MFE: What seems to be challenging your clients right now?
Younger residents are becoming far more demanding in terms of an online experience. That is clearly one thing property managers are attempting to properly cater to and handle. There also appears to still be high turnover on the properties at the site level. To be able to keep site managers trained given that turn over is a challenge for them. Finally, the economy is challenging everyone to keep finding ways for pairing down cost. The awareness and the level of desire to change and adapt to meet those challenges seem to be higher than they have been in years past.

MFE: How do you gauge the general level of technology adoption and usage in multifamily?
Yardi: Sometimes people continue to ask if the real estate market is lagging behind when it comes to technology. My reaction to that is that it depends on what the comparison point is. If we compare the real estate marketplace with online reservations for airlines or stock trading, we might conclude that adoption is somewhat slow, but I don’t know that it is appropriate to make that comparison. Compared to other industries, the adoption rate is at least as good as in any other relatively stable marketplace.

MFE: What if you compare the market to itself? Looking back five years ago, there seems to be an almost exponential increase in adoption amongst multifamily users today. Do those users seem to be getting and getting better at it?  
Yardi: Of course. Fifteen years ago even the notion of a centralized database may have been foreign. Most companies were accepting of the fact that each property maintained its own database and there was a degree of dependence on local staff. Then there was the transition to relational databases and the advantages of consolidated views of a portfolio. Once that was well under control—which I think it is now—the attention switched to ancillary services. Whether it is portals or electronics funds transfer or invoice processing or e-procurement or convergent billing, there seem to be any number of things that multifamily users seem willing to take on. My sense of this audience [at YASC] is that the number of people who are now focused on and interested in getting the most out of their system is extremely high. They are all eager and looking for ways to improve their productivity, efficiencies, keep their units occupied and improve their resident experience.

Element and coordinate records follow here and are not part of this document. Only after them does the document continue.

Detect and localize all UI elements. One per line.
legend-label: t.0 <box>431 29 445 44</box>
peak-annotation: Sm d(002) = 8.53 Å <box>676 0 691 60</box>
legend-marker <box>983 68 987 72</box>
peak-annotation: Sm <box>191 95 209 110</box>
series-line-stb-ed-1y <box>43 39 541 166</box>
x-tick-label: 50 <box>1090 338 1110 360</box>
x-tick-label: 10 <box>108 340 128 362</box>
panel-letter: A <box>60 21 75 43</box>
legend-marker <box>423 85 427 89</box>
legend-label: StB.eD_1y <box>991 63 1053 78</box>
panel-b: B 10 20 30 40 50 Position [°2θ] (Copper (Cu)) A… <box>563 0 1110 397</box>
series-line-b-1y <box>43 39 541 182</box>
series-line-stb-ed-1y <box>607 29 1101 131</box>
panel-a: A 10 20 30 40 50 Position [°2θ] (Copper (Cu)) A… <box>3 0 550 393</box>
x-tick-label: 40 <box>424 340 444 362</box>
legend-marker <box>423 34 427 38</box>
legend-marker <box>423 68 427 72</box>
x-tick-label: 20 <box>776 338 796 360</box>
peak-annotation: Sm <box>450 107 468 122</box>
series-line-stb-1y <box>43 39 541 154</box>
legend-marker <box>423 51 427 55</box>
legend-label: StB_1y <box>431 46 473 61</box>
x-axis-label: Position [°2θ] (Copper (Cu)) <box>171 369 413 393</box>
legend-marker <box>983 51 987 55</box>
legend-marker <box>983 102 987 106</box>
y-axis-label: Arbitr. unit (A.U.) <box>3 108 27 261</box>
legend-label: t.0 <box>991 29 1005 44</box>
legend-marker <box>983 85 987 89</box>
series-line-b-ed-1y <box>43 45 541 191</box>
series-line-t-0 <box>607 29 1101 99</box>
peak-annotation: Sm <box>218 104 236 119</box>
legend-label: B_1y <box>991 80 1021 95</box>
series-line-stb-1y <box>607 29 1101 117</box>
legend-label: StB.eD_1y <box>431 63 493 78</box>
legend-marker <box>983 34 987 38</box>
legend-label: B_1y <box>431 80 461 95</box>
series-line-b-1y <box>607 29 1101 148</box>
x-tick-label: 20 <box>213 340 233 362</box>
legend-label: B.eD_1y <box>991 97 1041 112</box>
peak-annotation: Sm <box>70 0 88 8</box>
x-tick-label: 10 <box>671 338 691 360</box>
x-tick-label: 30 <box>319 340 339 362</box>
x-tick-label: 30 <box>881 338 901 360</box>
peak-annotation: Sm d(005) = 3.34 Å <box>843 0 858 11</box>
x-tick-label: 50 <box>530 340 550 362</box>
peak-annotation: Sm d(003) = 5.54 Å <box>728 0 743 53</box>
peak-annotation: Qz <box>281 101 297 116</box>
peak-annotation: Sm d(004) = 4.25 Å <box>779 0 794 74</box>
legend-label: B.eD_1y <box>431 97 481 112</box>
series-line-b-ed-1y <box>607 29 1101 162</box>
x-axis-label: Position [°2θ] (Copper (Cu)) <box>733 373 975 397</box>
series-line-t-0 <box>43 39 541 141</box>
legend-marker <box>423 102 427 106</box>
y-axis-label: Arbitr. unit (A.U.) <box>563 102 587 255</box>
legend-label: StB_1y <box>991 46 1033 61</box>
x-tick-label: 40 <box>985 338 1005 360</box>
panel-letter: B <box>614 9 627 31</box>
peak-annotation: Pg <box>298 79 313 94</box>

MFE: How critical is it for Yardi users to consider social media in how they approach the market?
Yardi: Social media certainly seems to be a way that people are electing to communicate with groups of close friends, and there’s not much question that it is an effective mode of that type of communication. But the application of social media to business segments, particularly real estate, I think is still to be determined. There is a great deal of interest in it—certainly in our portal product we provide linking to Facebook and Twitter—but is there a paradigm change here? That’s difficult to say. Sometimes these changes don’t really crystallize except in retrospect. The marketplace has the challenge of anticipating which way things might go, we have the challenge of keeping in tune with the marketplace, and there are certainly false alarms that come along in that process. Still, Facebook and Twitter are clearly here to stay. Is their primary use the communication between tightly knit groups of peers or is there something more than that? That is to be determined.         

MFE: Finally, what competitive advantage does Yardi seek to give to its end user client?
Yardi: We like to make sure that anything we do is properly integrated into a baseline system. With the acquisitions that we have done, we have taken the time to rewrite all of the programs so they are properly integrated into the Voyager program. One of our strengths I would say is that there is one single database that houses all functions. There is consequently better visibility into everything that is happening in the entire company.